No SÁBADO acontece a Conjunção Superior de Vênus com o Sol, conjunção que remonta à última, Inferior, que ocorreu ainda na fase retrógrada de Vênus, em janeiro deste ano. Com Vênus em conjunção ao Sol um novo ciclo relacional se inicia e ela começa a ascender para se tornar a estrela vespertina, e brilhar, fulgorosa, no céu noturno – desde janeiro Vênus vinha se mostrando como a Estrela da manhã, a Estrela Dalva. A Lua faz pareia com Saturno em Escorpião e se entrincheira contra Júpiter em Leão, enquanto Mercúrio estaciona em Libra, ainda oposto a Urano em Áries e quadrando Plutão em Capricórnio. Dia decisivo na corrida eleitoral e muitas revelações de última hora são jogadas no ventilador. Se elas são verdadeiras ou mera demagogia para manipular a opinião de votantes, isso lá é outra estória.

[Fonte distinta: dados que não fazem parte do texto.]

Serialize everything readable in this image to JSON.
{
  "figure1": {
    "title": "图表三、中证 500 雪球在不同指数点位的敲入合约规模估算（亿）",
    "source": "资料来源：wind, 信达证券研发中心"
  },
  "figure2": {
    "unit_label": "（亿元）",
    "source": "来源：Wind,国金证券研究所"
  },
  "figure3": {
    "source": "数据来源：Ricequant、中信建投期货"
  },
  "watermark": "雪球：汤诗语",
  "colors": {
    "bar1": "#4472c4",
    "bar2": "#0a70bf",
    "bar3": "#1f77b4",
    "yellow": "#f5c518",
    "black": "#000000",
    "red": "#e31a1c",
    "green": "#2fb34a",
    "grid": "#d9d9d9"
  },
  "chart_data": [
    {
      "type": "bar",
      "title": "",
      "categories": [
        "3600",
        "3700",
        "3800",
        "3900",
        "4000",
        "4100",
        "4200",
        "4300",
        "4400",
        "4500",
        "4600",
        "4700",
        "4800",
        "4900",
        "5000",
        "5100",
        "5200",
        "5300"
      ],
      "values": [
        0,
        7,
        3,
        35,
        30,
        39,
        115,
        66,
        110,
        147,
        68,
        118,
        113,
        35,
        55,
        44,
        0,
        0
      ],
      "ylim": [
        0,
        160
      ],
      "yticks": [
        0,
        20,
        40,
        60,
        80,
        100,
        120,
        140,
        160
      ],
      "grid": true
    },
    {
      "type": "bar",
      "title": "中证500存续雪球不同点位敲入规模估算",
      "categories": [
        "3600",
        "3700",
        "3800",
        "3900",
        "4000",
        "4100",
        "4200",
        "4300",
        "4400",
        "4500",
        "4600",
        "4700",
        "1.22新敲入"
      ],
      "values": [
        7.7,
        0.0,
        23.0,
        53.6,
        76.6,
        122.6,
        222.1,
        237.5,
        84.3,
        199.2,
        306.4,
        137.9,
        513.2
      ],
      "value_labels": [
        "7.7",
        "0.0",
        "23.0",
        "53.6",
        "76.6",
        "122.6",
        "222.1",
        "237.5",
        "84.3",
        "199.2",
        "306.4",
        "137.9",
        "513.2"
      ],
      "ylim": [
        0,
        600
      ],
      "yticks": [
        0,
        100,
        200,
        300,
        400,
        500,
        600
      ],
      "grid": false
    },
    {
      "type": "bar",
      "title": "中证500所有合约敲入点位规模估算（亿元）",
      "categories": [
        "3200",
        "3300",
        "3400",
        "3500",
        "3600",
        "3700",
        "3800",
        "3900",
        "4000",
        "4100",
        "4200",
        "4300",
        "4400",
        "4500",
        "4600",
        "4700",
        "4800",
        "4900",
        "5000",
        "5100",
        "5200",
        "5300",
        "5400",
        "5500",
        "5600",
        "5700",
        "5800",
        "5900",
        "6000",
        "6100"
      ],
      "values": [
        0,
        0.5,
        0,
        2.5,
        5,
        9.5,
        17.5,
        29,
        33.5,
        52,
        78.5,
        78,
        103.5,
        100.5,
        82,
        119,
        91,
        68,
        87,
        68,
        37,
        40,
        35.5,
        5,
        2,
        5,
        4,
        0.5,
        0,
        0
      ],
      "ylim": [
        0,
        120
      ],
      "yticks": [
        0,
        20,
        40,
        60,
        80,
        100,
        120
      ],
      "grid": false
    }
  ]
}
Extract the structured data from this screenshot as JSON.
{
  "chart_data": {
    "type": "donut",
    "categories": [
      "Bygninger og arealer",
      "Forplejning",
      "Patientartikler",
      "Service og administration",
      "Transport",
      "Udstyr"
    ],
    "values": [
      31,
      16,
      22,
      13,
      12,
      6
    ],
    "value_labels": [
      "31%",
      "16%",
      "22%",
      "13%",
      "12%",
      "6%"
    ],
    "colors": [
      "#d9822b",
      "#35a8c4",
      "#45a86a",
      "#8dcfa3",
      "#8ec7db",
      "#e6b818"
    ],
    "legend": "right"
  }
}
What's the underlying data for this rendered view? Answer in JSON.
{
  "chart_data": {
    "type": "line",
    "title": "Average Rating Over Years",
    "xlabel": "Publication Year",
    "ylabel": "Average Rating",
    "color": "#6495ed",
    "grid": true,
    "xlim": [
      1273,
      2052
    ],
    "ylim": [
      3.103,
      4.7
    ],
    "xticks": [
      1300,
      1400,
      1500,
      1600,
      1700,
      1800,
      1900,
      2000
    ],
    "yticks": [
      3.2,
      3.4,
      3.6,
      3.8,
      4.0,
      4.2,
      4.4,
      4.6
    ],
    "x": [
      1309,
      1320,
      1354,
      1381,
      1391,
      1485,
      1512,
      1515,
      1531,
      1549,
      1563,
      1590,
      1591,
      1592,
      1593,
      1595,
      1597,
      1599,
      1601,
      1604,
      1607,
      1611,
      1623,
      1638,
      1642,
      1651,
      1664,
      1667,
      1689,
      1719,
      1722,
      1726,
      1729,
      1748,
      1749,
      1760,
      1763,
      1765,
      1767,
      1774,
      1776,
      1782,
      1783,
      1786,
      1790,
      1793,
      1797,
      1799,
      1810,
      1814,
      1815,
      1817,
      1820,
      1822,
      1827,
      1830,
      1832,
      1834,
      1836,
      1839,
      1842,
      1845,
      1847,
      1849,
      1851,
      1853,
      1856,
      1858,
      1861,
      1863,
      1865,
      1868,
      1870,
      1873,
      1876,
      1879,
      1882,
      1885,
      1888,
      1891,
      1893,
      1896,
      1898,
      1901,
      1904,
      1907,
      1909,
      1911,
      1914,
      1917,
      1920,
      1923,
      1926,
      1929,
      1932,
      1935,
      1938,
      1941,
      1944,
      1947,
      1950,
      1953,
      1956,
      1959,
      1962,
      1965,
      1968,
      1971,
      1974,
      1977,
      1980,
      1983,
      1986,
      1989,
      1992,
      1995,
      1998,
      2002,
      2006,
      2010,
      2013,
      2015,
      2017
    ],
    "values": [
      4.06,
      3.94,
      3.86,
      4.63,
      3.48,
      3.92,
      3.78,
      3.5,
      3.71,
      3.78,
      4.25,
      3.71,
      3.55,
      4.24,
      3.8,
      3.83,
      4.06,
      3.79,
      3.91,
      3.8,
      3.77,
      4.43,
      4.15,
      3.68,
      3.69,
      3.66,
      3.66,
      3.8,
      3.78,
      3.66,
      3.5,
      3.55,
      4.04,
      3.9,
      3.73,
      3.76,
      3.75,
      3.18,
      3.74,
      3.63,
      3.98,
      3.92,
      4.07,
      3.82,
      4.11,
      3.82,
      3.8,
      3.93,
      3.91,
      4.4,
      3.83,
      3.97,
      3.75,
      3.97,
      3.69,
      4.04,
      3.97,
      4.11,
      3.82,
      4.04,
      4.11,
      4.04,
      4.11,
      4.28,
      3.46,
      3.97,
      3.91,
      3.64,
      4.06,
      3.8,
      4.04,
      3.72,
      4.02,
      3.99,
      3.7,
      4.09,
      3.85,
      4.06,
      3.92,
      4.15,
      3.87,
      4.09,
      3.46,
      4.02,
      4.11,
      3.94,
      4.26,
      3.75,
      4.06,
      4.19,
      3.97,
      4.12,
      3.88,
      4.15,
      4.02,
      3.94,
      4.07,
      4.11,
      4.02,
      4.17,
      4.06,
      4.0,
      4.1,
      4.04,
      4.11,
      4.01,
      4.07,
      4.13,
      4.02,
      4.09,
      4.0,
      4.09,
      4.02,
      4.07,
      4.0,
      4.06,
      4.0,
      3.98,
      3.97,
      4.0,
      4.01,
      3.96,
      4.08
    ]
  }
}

Mercúrio retrógrado desde sexta-feira, volta, finalmente a se mover para a frente no DOMINGO! A Lua Nova entra em Sagitário e quadra Netuno em Peixes, enquanto Marte torna-se mais uma peça fundamental a influenciar o resultado das eleições ao entrar em Capricórnio. Chega o grande dia tão ansiosamente esperado há tantas semanas, seja porque acompanhamos, engajados, o desenrolar das campanhas e o desempenho de nossos candidatos, seja porque estamos fartos do lixo eleitoreiro que se imiscuiu em nossas vidas, relações, amizades, afeições. Considerando-se a influencia Netuniana de novo, é recomendável fazer uma meditação ou pelo menos assentar a cabeça antes de pegar o título de eleitor para ir votar. Lucidez e clareza, é o que devemos pedir aos deuses, não só para nós mesmos, mas para todo o povo brasileiro. Que cada um faça sua parte e exerça seu direito democrático, lembrando de respeitar o direito do outro. E o resultado? Que seja feita a Vossa Vontade, a Vontade do Inefável, que sabe sempre o que é melhor para todos.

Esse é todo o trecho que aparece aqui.